Heaptalk, Jakarta — Google.org announced grants of $20 million in funding and $2 million in Cloud Credits to support academic and nonprofit organizations worldwide using AI for scientific breakthroughs (11/18).
The grants target several research fields, including rare and neglected disease research, experimental biology, material science, and sustainability. AI is expected to address increasingly complex problems at the intersections of different scientific disciplines. The announcement was made at the inaugural AI for Science Forum hosted by Google DeepMind and the Royal Society which took place in London, UK.
“We’ll work with leaders internally across our Google DeepMind, Google Research, and other AI-focused teams as well as external experts to identify and announce organizations,” said Maggie Johnson, VP and Global Head of Google.org, in a written statement (11/18).
Using AI systems to predict protein 3D structure
More than 2 million researchers across 190 countries have leveraged AlphaFold to help accelerate the fight against malaria and widespread and deadly parasitic disease and pave the way for new Parkinson’s treatments. AlphaFold is an AI system developed by Google DeepMind that predicts a protein’s 3D structure from its amino acid sequence.
Google’s philanthropy arm acknowledged that for AI to enable the next generation of scientific breakthroughs, scientists need necessary funding, computing power, cross-domain expertise, and access to infrastructure, including foundational datasets.

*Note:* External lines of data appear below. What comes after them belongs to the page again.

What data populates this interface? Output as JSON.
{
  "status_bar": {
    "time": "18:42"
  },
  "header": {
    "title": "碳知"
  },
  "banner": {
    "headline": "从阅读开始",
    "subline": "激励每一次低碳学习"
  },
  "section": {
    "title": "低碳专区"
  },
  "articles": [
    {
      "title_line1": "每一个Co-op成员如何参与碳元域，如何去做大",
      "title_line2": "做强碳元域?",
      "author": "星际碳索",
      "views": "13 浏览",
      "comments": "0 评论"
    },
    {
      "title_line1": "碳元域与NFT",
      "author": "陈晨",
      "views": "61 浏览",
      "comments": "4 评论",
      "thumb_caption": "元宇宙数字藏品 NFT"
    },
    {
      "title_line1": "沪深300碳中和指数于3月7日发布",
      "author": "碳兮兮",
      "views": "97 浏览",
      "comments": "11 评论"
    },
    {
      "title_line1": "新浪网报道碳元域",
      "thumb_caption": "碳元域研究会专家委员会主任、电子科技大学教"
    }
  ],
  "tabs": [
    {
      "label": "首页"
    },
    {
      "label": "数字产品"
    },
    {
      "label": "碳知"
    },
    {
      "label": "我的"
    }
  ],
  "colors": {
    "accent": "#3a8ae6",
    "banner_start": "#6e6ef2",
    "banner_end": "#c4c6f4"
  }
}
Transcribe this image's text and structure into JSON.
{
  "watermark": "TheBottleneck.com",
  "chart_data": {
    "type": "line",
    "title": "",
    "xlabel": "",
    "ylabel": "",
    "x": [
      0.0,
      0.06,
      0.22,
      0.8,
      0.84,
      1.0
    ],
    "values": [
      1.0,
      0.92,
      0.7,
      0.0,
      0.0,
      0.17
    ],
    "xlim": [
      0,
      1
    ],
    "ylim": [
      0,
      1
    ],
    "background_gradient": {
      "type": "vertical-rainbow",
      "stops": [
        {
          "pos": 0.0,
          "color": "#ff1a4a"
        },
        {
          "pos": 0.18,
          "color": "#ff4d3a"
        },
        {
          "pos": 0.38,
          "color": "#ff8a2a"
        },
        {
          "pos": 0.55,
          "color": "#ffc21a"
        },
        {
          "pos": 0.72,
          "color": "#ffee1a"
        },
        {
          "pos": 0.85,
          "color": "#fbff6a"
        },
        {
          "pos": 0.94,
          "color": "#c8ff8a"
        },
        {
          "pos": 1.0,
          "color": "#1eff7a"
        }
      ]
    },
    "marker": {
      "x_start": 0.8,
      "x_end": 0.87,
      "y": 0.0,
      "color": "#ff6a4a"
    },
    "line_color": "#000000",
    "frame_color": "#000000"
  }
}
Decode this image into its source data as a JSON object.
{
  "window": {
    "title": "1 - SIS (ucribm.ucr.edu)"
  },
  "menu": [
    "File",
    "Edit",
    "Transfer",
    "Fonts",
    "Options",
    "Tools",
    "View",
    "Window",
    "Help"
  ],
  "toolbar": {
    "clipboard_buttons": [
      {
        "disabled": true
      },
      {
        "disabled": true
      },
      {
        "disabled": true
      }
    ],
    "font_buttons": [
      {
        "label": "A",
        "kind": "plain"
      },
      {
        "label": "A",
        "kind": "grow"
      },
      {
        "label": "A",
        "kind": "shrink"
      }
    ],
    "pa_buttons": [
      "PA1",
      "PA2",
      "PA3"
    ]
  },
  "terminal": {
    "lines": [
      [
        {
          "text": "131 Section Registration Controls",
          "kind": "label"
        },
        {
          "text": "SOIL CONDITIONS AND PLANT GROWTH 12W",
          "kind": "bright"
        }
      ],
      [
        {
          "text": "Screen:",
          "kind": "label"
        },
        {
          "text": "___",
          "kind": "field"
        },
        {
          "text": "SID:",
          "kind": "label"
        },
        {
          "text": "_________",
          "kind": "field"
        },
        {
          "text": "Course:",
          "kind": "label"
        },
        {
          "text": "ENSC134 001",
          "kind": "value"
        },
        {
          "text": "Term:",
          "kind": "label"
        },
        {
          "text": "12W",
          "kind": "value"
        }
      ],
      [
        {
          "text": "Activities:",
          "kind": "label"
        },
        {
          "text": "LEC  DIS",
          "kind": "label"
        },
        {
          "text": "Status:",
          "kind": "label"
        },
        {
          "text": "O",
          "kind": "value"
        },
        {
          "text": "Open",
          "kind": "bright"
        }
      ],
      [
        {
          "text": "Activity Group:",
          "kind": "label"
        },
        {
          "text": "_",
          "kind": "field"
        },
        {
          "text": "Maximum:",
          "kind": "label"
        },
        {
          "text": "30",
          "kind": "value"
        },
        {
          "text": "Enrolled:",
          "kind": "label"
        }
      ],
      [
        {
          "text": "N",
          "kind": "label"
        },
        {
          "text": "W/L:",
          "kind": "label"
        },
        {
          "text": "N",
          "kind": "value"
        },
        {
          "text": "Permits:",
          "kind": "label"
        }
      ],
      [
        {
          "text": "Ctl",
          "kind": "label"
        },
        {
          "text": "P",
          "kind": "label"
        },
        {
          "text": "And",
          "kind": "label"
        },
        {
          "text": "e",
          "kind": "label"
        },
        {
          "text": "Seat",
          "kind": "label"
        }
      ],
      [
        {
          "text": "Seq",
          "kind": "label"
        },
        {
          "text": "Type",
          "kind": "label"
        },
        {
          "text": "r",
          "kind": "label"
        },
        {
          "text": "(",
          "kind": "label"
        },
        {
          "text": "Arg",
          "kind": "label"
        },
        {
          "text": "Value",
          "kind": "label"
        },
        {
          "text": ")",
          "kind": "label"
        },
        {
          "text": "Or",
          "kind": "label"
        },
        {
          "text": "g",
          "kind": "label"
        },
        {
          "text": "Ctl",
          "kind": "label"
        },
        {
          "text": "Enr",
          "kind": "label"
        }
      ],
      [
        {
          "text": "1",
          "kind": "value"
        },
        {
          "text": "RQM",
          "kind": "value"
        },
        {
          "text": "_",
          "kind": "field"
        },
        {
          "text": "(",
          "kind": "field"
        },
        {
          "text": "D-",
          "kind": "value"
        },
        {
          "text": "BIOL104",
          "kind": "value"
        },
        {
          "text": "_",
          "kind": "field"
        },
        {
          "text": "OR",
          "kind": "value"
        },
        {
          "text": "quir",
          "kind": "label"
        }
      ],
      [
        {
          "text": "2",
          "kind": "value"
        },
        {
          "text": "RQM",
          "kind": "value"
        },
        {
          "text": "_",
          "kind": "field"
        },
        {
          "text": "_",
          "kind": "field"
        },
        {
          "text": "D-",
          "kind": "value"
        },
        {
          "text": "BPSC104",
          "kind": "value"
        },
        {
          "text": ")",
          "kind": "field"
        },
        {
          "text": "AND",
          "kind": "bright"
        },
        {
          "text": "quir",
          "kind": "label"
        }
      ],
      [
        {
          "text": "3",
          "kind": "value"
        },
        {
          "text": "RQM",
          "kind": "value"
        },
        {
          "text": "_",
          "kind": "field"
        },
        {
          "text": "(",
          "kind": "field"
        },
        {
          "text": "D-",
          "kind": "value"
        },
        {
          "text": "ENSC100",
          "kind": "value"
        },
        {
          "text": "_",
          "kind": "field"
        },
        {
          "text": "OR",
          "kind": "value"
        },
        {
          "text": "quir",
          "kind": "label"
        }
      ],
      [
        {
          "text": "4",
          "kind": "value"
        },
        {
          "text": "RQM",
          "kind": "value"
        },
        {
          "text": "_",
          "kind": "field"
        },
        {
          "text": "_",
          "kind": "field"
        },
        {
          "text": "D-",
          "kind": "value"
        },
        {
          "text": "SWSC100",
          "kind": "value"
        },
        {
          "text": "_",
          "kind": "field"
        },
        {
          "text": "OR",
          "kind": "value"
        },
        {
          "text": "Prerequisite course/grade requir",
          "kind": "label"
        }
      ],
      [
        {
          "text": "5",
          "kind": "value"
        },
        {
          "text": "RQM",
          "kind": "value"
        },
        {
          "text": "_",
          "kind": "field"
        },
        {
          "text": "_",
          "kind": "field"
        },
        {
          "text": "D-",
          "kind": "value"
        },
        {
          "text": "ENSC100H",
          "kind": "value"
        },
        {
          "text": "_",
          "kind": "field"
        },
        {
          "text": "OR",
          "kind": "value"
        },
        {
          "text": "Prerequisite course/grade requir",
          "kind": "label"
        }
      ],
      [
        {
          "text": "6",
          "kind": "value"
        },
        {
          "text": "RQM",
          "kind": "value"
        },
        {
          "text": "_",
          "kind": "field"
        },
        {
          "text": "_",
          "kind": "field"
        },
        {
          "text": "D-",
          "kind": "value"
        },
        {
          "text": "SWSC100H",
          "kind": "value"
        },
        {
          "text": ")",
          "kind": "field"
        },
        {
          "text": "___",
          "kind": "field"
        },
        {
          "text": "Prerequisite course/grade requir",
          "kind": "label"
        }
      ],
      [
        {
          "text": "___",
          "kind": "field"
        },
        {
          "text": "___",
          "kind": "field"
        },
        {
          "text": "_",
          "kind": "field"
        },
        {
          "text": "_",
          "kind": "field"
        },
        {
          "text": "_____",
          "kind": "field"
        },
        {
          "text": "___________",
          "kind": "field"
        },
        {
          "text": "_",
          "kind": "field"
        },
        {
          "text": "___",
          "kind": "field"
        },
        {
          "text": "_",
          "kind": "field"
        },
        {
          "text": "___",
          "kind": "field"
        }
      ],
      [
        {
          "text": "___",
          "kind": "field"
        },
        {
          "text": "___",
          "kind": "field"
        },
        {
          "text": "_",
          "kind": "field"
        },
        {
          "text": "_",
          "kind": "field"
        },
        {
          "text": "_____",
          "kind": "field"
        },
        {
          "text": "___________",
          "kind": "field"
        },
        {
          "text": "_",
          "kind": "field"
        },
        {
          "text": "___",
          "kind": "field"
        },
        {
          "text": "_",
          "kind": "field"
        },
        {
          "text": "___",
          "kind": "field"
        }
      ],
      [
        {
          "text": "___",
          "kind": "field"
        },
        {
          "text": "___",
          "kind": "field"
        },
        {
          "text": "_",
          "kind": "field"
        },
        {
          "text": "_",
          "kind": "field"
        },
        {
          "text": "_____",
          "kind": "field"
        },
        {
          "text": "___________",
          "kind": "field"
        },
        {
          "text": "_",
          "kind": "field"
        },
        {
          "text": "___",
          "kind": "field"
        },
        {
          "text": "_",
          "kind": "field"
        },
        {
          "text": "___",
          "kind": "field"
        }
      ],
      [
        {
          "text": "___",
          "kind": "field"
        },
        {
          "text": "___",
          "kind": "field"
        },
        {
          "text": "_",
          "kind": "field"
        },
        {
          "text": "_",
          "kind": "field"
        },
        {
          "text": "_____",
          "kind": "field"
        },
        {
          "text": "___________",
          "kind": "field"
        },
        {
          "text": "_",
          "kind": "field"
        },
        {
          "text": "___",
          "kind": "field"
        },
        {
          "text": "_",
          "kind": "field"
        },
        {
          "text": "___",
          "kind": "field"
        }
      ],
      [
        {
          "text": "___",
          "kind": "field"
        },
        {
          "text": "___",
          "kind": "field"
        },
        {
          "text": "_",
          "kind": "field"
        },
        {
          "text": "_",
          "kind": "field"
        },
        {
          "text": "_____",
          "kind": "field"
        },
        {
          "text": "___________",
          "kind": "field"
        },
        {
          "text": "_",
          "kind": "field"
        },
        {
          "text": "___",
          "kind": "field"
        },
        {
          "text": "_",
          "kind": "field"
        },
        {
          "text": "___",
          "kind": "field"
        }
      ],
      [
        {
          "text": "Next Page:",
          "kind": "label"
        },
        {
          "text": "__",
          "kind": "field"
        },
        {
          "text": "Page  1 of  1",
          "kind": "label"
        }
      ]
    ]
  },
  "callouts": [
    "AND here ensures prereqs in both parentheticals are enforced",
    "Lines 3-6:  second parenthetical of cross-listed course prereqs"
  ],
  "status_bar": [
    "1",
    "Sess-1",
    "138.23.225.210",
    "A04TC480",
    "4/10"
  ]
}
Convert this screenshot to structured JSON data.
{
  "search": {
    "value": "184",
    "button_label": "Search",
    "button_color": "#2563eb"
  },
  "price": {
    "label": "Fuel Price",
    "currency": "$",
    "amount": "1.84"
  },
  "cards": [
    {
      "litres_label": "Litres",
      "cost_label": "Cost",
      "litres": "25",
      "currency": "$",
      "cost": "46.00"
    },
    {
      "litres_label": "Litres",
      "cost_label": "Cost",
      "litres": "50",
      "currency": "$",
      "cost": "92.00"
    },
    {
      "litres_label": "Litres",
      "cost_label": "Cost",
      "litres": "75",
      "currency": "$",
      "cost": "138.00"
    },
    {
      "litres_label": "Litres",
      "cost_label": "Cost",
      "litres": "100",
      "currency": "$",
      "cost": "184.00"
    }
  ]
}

This funding builds on the more than $200 million Google.org has provided to organizations using AI to accelerate their scientific work over the last five years, including Materiom, which is building novel plastics; the Women’s Cancer Institute (coordinated by Institut Curie), which is improving the detection, treatment, and understanding of women’s cancer; and Doctors Without Borders, which is helping to stamp out antibiotic resistance.
“We’re hopeful that this new funding helps incubate more Nobel-level achievements that will improve the lives of millions of people—and that other philanthropic, public, and private funders join us by investing in long-term, meaningful outcomes that exemplify AI’s ability to enable science at digital speed,” Johnson concluded.